Etaamb.openjustice.be
Document van 14 januari 1999
gepubliceerd op 04 augustus 1999

Besluit van de Regering houdende vaststelling van de criteria voor de verdeling van het bijzonder fonds voor maatschappelijk welzijn onder de openbare centra voor maatschappelijk welzijn van de Duitstalige Gemeenschap

bron
ministerie van de duitstalige gemeenschap
numac
1999033027
pub.
04/08/1999
prom.
14/01/1999
ELI
eli/besluit/1999/01/14/1999033027/staatsblad
staatsblad
https://www.ejustice.just.fgov.be/cgi/article_body(...)
links
Raad van State (chrono)
Document Qrcode

14 JANUARI 1999. - Besluit van de Regering houdende vaststelling van de criteria voor de verdeling van het bijzonder fonds voor maatschappelijk welzijn onder de openbare centra voor maatschappelijk welzijn van de Duitstalige Gemeenschap


De Regering van de Duitstalige Gemeenschap, Gelet op de wet van 31 december 1983 tot hervorming der instellingen voor de Duitstalige Gemeenschap, gewijzigd bij de wetten van 6 juli 1990, 18 juli 1990, 5 mei 1993 en 16 juli 1993;

Gelet op de organieke wet van 8 juli 1976 betreffende de openbare centra voor maatschappelijk welzijn, inzonderheid op artikel 105, gewijzigd bij de wet van 31 december 1983;

Gelet op het beheersverdrag betreffende het Centrum voor de socio-pedagogische begeleiding van kinderen en jongeren, opgesteld op 5 februari 1998;

Gelet op het akkoord van de Minister-President, bevoegd inzake Begroting, gegeven op 14 januari 1999;

Gelet op het gunstig advies van de lnspecteur van Financiën, gegeven op 14 januari 1999;

Gelet op de wetten op de Raad van State, gecoördineerd op 12 januari 1973, inzonderheid op artikel 3, § 1, gewijzigd bij de wetten van 9 augustus 1980, 16 juni 1989 en 4 juli 1989;

Gelet op de dringende noodzakelijkheid;

Overwegende dat de inwerkingtreding van dit besluit geen uitstel lijdt daar het de criteria voor de verdeling van het bijzonder Fonds voor maatschappelijk welzijn onder de OCMW's van de Duitstalige Gemeenschap ook voor het jaar 1998 vastlegt;

Op de voordracht van de Minister van Jeugd, Vorming, Media en Sociale Aangelegenheden, Besluit :

Artikel 1.Dit besluit regelt voor 1998 (activiteiten 1997) en de volgende jaren de verdeling van het gedeelte van het Bijzonder Fonds voor maatschappelijk welzijn dat aan de openbare centra voor maatschappelijk welzijn van de Duitstalige Gemeenschap toekomt.

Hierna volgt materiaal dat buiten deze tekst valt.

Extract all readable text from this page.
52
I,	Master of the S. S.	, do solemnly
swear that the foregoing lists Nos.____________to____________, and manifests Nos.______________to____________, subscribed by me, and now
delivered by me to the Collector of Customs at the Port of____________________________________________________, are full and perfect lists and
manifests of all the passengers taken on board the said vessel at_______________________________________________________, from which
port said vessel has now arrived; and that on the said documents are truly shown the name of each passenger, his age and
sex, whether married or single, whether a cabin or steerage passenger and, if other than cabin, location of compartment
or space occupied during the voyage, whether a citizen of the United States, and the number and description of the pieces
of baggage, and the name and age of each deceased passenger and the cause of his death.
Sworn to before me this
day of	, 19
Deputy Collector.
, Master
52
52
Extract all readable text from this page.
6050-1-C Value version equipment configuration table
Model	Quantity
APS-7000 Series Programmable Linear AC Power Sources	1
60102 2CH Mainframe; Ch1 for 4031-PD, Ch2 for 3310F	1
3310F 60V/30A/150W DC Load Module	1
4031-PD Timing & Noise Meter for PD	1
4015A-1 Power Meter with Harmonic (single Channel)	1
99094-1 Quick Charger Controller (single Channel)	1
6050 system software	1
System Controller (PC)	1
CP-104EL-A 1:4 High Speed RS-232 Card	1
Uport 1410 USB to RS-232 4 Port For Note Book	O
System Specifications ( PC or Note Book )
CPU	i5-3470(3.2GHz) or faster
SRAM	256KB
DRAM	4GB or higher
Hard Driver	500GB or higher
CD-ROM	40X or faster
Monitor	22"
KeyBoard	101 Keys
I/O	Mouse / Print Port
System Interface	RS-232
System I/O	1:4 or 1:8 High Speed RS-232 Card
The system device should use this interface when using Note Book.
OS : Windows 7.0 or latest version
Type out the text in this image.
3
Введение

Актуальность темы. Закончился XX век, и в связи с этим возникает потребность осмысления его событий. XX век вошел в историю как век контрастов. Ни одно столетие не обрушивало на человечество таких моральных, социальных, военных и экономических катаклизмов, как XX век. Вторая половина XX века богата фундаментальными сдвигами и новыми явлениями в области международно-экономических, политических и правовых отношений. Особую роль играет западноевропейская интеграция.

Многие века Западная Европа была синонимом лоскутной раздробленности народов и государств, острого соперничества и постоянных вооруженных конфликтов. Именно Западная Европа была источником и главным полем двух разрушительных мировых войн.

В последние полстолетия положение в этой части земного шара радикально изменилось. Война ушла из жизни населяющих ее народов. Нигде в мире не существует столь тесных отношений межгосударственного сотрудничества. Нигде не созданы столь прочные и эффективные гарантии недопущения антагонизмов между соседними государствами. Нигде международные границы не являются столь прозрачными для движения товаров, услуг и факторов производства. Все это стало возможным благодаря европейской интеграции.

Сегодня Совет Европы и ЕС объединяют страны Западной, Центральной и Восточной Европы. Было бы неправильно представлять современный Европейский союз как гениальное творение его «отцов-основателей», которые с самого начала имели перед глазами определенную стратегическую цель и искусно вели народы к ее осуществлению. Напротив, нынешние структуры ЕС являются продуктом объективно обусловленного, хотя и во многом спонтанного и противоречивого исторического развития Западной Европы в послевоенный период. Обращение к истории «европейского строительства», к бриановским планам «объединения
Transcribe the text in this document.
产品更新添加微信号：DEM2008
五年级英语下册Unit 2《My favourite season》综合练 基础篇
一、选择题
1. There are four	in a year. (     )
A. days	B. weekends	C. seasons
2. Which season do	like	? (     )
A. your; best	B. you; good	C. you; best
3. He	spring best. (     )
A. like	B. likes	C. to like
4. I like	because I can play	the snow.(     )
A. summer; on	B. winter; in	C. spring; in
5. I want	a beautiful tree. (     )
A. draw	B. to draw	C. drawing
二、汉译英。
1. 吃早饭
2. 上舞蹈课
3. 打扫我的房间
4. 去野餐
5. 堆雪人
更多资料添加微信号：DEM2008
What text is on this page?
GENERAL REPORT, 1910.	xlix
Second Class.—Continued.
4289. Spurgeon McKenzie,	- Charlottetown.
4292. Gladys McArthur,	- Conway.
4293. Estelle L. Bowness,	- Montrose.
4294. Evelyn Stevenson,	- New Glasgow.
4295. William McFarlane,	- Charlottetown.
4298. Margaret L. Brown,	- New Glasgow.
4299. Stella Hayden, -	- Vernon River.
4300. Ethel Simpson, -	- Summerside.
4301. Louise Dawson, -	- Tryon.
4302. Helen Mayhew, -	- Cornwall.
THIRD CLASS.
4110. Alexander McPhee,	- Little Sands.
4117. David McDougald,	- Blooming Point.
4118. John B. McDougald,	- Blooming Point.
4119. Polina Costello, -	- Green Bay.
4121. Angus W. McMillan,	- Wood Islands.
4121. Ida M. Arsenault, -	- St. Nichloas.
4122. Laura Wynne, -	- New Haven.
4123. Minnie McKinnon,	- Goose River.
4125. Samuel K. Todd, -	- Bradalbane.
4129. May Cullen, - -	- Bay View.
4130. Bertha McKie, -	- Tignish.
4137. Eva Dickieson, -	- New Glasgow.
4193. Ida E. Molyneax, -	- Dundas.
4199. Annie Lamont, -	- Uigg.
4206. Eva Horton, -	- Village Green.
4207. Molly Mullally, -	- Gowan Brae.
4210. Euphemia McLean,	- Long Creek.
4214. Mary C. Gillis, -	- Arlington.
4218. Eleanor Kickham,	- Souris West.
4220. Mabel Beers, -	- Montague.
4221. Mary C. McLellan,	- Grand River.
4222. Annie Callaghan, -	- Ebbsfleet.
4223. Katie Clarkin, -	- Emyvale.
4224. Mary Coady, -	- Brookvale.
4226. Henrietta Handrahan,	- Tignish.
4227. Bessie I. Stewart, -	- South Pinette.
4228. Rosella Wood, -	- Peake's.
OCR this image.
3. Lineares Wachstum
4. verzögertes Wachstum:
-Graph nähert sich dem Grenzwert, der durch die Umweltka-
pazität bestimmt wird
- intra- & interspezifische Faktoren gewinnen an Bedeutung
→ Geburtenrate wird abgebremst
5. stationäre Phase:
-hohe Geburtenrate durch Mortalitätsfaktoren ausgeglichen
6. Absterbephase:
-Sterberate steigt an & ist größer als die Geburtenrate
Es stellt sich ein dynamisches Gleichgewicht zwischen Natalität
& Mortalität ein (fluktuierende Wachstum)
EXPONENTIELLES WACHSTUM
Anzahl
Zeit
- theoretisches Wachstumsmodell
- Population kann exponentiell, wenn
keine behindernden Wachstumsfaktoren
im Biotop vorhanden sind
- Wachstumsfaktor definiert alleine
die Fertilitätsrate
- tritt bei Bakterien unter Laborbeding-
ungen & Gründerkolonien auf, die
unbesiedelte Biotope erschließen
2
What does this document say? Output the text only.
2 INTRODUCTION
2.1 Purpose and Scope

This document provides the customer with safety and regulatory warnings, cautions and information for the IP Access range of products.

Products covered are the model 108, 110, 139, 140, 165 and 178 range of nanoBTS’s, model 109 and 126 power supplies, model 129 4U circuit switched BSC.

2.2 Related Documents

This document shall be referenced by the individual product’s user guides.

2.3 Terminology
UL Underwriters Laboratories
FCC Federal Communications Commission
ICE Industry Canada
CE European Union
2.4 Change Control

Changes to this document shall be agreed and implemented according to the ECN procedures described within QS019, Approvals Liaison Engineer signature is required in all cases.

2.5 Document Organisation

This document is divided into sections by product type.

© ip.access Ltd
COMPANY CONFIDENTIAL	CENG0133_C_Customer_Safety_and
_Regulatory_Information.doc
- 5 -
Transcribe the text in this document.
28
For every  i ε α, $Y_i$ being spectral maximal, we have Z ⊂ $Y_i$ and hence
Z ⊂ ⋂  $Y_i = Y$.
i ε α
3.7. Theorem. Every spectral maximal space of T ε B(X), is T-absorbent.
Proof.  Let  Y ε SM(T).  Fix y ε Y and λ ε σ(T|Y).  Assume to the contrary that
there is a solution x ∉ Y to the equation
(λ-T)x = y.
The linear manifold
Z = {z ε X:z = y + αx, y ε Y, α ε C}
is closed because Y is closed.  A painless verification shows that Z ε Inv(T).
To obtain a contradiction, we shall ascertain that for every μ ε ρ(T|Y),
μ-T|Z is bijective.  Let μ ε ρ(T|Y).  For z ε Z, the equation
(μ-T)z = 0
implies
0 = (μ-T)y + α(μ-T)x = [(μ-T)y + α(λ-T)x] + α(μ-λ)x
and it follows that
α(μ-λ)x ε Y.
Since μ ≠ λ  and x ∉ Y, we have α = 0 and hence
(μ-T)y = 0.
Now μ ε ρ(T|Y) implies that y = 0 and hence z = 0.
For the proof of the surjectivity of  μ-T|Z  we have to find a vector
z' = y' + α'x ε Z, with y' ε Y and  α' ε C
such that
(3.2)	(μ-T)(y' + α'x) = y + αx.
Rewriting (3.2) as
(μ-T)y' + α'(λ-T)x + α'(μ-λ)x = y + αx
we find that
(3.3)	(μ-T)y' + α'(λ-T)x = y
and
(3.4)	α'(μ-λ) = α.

Art. 2.Het openbaar centrum voor maatschappelijk welzijn van Eupen krijgt van het Bijzonder Fonds een vast bedrag van 2,5 miljoen voor het bestuur van het centrum voor de socio-pedagogische begeleiding van kinderen en jongeren.

Art. 3.Het gedeelte van het Bijzonder Fonds voor maatschappelijk welzijn dat jaarlijks aan de openbare centra voor maatschappelijk welzijn toegekend wordt om de kosten te dekken die voortvloeien uit de toepassing van artikelen 60, § 7 en 61 van de organieke wet van 8 juli 1976 betreffende de openbare centra voor maatschappelijk welzijn beloopt 3 000 000 frank.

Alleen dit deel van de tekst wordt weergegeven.